Mohammed bin Salman is a key player in this war. He is the defense minister of the nation leading the coalition fighting the Houthis and serves as the coalition commander.
The United States, too, is a party to this conflict — alongside the Saudis — providing aerial refueling to coalition aircraft on bombing missions, and, at least early in the war, intelligence. According to Human Rights Watch and Amnesty International reports, U.S.-origin munitions have been found at the site of more than two dozen apparently unlawful coalition attacks in Yemen.
U.S. lawmakers need to look squarely at Saudi rights abuses and consider what more the United States could do to best ensure that its relationship does not contribute to enormous harm.
It is unlikely that Trump pressed the crown prince on rights abuses when they talked. For his first trip abroad as president, Trump flew to the Saudi capital and praised Saudi Arabia’s “strong action” in Yemen and announced an enormous package of weapons sales — a clear signal of U.S. support. In his speech to Arab leaders in May 2017, he said: “We are not here to tell other people how to live,” a statement consistent with his silence on Saudi Arabia’s draconian male guardianship system, and its detention of human rights activists and other critics of the government. Trump also made no mention of the thousands of civilians killed or wounded in the Saudi-led campaign.
In Yemen, the coalition could mitigate suffering — by compensating victims of unlawful strikes, ending unlawful attacks and freeing up access for commercial and humanitarian goods. In Saudi Arabia, the crown prince is trying to take credit for women’s rights reforms, even though Saudi women have been emancipating themselves for decades.

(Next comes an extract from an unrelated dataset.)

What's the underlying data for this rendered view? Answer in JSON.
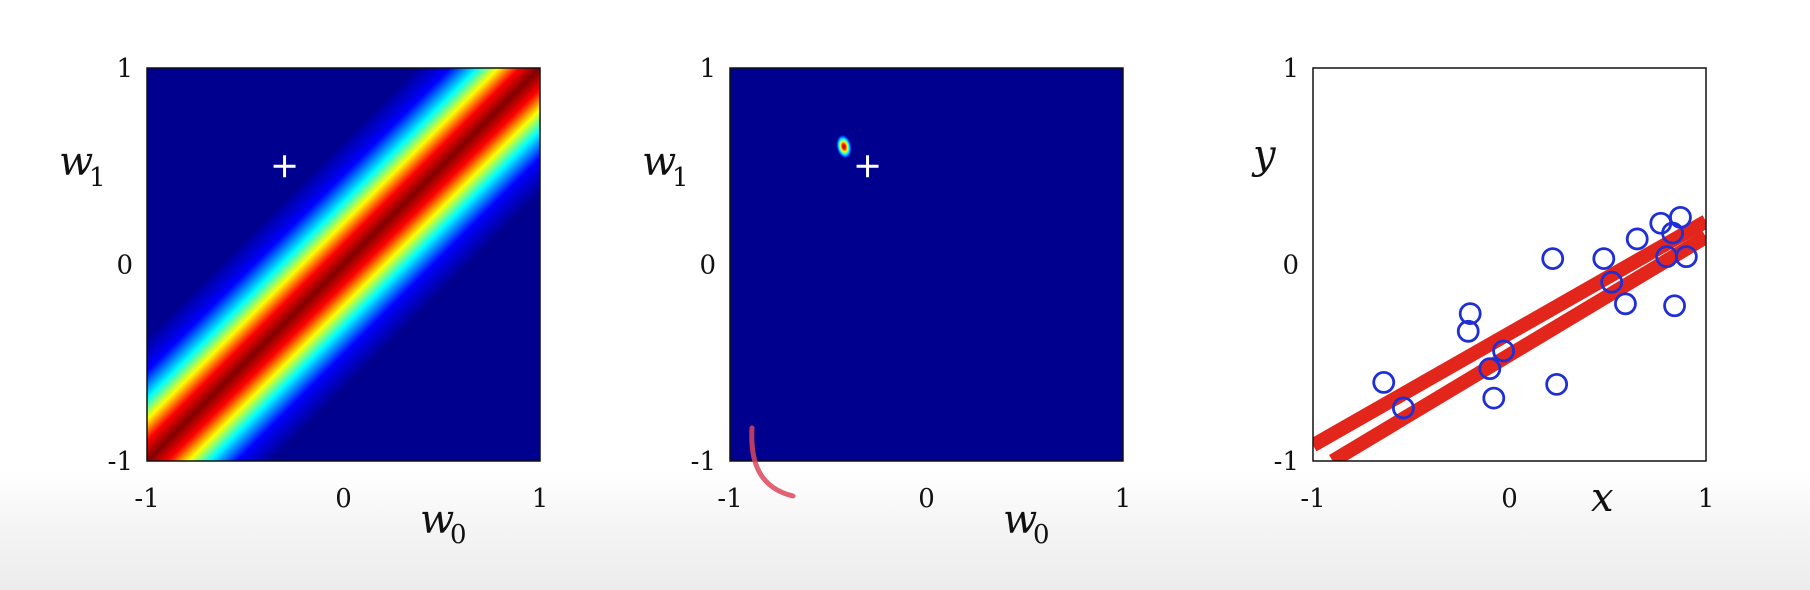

The U.S. should push MBS further — make clear that he won’t be seen as a reformer unless he abolishes the male guardianship, under which every Saudi woman has a male “guardian” who has the authority to make a wide range of critical decisions on her behalf, and releases all men and women still imprisoned for peaceful activism, including those jailed for pushing for women’s equal treatment.
Trump’s silence on human rights represents a failure to capitalize on the leverage the U.S. has with Saudi Arabia.
Trump’s silence on human rights represents a failure to capitalize on the leverage the U.S. has with Saudi Arabia. But, Congress can do more. U.S defense contractor Raytheon is reportedly courting lawmakers, seeking approval to sell billions of dollars more precision-guided munitions to Saudi Arabia. Weapons deals need Congressional approval and controlling arms sales is one of the tools available if Congress wants to help stop Saudi abuses. The last three years have made it clear that Saudi Arabia pays attention when countries seriously consider curbing sales; it’s time for Congress to step in and make clear it will do so.
And this isn’t just a policy question — it’s a legal question, too. Those U.S. munitions found in Yemen? Some of these weapons were manufactured after it became clear that coalition forces were frequently committing laws-of-war violations. At least four were made by Raytheon. U.S. officials who are involved in selling arms to a government that is likely to use them are at risk of aiding and abetting war crimes. Pleading ignorance is no longer credible: evidence of war crimes has been mounting for three years.
The president and the crown prince might not want to reckon with the reality of their rights abuses, but U.S. lawmakers owe it to the Yemeni civilians still suffering, the Saudi activists still behind bars and the women still fighting for freedom — full freedom — to ask the right questions and to push these powerful leaders to answer them.
Kristine Beckerle is the Yemen researcher at Human Rights Watch.